For a team whose name alludes to sweetness, Eye Candy talked a lot of trash over the course of the Major League Show Jumping (MLSJ) season.

They came into the MSLJ Final at Desert International Horse Park in Thermal, CA as the team to beat with 60 points, making them both an audience favorite and an MLSJ Team enemy. As if that wasn’t enough pressure, they had their team captain behind the scenes smack talking the competition in their name.

That’s right, the Eye Candy team member with maybe the most cutthroat competitive instinct was no rider, but owner Erica Hatfield. While her riders were quietly schooling their horses, Hatfield was busy playing a game of psychological chess.

It paired well with the competitive spirit of the Team Event. Her lengthy Instagram prose took jabs at the likes of the Lucky Charms and the Crusaders. Even A.I.M. United couldn’t escape her hilarious barbs. Perhaps it was the mounting stress of her impending post that rattled the riders of the other teams. But for her own riders it was motivation. They had no choice but to live up to the expectations she set for them.

“We’re coming in here with the pressure of leading. We talked last week there was a bit of trash talk about how some people were going to catch us. But thankfully we have the last trash talk now,” smiled Conor Swail. “So we’re able to sit up the top here and you know, we have bragging rights ’til next year. So things are good.”

But Swail was the last rider to be flustered by the weight of high expectations. Eye Candy qualified for the second round on a single time fault—the best team performance of the day in Round One. Amy Millar and Jacqueline Steffens laid down blistering rounds to secure the team’s slot in the Gold Medal Jump Off, and while Swail’s horse was tacked and ready to compete, he ultimately didn’t need to. Complications in the warm-up for the Crusaders, the team they were set to jump-off against, sealed the win for Eye Candy.

“We decided to leave me for the final round because my horse is supposed to be quick, but I don’t know. The speed that these these two went was phenomenal,” Swail boasted of his teammates.

“I watched [Diamond Devils’] Kristen Vanderveen go [in the bronze medal match], who’s a very fast rider, and Nayel [Nassar], who is doing extremely well also here, winning everything. They were both 52 [seconds], and I’m like, Oh, that’s going to be really tough for us and [Amy and Jacqueline] beat them by four seconds each—it was incredible.”

“I think Erica’s enthusiasm is really contagious, and I think it motivates all of us, and it raises the standard in a way where it’s exciting and you absolutely want to do your best,” said Steffens, who put down the fastest time of the night with 48.24 seconds.

Hatfield talked a big game all season but she admits even she had doubt creep in this morning, and had several posts saved in her drafts in the event of a less fortunate scenario.

“I really felt like we weren’t going to win.
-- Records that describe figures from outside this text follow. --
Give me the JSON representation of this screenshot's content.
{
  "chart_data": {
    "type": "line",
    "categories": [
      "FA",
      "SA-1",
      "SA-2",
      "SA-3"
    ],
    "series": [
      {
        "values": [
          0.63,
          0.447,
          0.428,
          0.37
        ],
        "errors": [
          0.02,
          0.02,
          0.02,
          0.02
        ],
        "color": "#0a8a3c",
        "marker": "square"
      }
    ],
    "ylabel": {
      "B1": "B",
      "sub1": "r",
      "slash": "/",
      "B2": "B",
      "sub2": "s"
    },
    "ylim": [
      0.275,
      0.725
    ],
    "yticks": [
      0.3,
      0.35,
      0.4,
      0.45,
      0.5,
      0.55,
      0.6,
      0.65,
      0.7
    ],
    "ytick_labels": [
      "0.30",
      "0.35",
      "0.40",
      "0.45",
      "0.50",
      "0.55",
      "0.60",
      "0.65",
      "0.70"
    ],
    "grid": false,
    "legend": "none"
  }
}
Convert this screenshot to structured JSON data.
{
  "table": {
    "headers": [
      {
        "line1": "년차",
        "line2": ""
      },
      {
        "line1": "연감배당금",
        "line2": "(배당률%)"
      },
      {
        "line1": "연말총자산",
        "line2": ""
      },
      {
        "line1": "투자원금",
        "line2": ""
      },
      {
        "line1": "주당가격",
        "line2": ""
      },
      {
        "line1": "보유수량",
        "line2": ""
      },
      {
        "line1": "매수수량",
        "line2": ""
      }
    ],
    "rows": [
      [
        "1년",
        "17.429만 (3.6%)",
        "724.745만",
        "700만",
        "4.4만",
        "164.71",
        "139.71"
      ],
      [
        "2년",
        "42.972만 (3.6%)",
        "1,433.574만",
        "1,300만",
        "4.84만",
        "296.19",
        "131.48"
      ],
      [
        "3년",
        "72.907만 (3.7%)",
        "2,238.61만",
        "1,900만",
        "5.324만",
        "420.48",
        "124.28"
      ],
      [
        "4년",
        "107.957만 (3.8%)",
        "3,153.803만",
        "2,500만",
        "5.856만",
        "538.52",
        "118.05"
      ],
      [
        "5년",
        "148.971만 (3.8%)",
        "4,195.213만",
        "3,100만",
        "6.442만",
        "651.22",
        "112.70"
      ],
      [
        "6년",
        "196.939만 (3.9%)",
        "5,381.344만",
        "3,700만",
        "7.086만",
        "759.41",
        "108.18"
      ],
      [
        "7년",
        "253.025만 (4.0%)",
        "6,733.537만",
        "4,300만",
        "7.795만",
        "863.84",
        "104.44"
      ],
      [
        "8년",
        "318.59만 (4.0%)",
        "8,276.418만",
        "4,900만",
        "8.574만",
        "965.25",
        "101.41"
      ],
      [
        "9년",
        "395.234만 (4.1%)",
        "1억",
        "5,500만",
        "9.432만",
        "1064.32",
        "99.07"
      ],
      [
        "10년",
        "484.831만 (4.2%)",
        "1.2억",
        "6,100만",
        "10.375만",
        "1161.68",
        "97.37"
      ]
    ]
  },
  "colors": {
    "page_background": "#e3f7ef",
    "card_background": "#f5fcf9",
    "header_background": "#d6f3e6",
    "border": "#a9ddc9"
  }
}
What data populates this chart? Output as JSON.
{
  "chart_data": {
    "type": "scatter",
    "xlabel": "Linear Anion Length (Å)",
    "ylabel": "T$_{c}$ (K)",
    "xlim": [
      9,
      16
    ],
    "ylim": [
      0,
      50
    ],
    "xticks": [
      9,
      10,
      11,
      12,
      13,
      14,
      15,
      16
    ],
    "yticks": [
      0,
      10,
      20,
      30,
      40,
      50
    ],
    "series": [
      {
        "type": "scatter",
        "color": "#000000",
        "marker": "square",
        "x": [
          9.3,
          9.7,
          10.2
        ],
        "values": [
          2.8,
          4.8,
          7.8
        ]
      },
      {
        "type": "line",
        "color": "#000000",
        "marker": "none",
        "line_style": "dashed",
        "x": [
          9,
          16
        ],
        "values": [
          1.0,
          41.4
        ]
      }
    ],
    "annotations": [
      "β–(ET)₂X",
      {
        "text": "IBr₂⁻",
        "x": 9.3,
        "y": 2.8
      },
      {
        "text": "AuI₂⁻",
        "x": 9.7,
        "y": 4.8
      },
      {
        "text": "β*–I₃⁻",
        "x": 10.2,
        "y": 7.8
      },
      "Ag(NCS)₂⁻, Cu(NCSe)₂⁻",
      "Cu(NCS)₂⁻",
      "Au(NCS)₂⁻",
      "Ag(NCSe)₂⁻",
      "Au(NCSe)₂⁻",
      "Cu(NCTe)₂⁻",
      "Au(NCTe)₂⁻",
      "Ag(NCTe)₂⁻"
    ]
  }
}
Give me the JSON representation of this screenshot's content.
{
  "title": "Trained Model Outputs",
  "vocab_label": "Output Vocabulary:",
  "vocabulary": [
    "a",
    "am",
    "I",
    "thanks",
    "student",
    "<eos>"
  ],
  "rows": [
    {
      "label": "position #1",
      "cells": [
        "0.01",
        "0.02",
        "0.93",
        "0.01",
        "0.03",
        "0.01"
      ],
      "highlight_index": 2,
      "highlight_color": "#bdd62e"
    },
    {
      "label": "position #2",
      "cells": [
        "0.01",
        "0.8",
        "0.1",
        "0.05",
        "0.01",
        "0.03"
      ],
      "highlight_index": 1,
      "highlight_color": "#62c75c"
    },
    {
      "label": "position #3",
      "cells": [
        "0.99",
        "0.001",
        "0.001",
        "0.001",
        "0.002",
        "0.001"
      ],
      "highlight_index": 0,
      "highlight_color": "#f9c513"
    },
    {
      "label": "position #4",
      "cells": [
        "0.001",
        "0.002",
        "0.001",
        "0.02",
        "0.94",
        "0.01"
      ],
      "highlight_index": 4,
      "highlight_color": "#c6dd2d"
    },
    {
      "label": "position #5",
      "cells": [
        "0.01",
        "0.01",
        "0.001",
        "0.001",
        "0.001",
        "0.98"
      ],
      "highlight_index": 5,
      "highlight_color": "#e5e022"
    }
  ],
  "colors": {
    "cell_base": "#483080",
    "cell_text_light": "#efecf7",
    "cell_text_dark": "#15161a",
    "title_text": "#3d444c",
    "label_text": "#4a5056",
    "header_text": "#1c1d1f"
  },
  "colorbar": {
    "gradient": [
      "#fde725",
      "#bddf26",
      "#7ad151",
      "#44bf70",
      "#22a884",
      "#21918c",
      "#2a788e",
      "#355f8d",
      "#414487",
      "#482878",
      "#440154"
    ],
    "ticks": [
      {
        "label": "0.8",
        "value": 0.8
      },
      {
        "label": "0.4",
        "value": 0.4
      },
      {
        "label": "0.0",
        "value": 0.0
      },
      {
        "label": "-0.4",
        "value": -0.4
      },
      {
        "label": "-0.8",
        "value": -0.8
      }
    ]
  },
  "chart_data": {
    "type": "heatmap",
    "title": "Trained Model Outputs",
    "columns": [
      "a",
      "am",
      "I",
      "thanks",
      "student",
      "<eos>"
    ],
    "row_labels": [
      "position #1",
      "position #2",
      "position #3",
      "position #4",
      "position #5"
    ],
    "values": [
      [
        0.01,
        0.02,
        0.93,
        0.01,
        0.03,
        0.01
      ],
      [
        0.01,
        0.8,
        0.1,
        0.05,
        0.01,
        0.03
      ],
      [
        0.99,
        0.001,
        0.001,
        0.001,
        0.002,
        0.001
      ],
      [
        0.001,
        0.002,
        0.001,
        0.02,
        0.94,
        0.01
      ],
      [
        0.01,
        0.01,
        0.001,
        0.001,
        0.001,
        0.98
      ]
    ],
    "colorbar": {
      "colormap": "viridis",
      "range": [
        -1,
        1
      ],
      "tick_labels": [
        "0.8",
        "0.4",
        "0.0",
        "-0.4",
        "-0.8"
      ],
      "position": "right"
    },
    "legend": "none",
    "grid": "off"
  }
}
I was super superstitious about it today. I wrote just tons of captions how I was going to explain this pathetic loss,” Hatfield told the press conference, a gold medal ’round her neck.

“And then it just turned out that these guys are so awesome that we could win it.”

Jokes aside, behind the flashy Miss Eye Candy mascot, decorated social media posts, and colorful gear, there was a 5* competition to win. No matter how you look at it, it is the highest level of sport show jumping offers, and Eye Candy had serious athletes on their team.

“Being part of this team has been amazing through and through, and when it comes to trash talking, I mean, I think we’ve got the master over here [with Erica], so we always win that,” laughed Millar. “But we also take everything very seriously. Even the draw party’s very serious. There’s no game, and it’s the same with the team competition. We’ve put our best horses in. We put our best effort,” said Millar.

So like Swail said, they have bragging rights for a year and we can look forward to Hatfield’s social post about her incredible season as team owner.

Come next year, though, they’ll have to fight even harder to defend their trophy.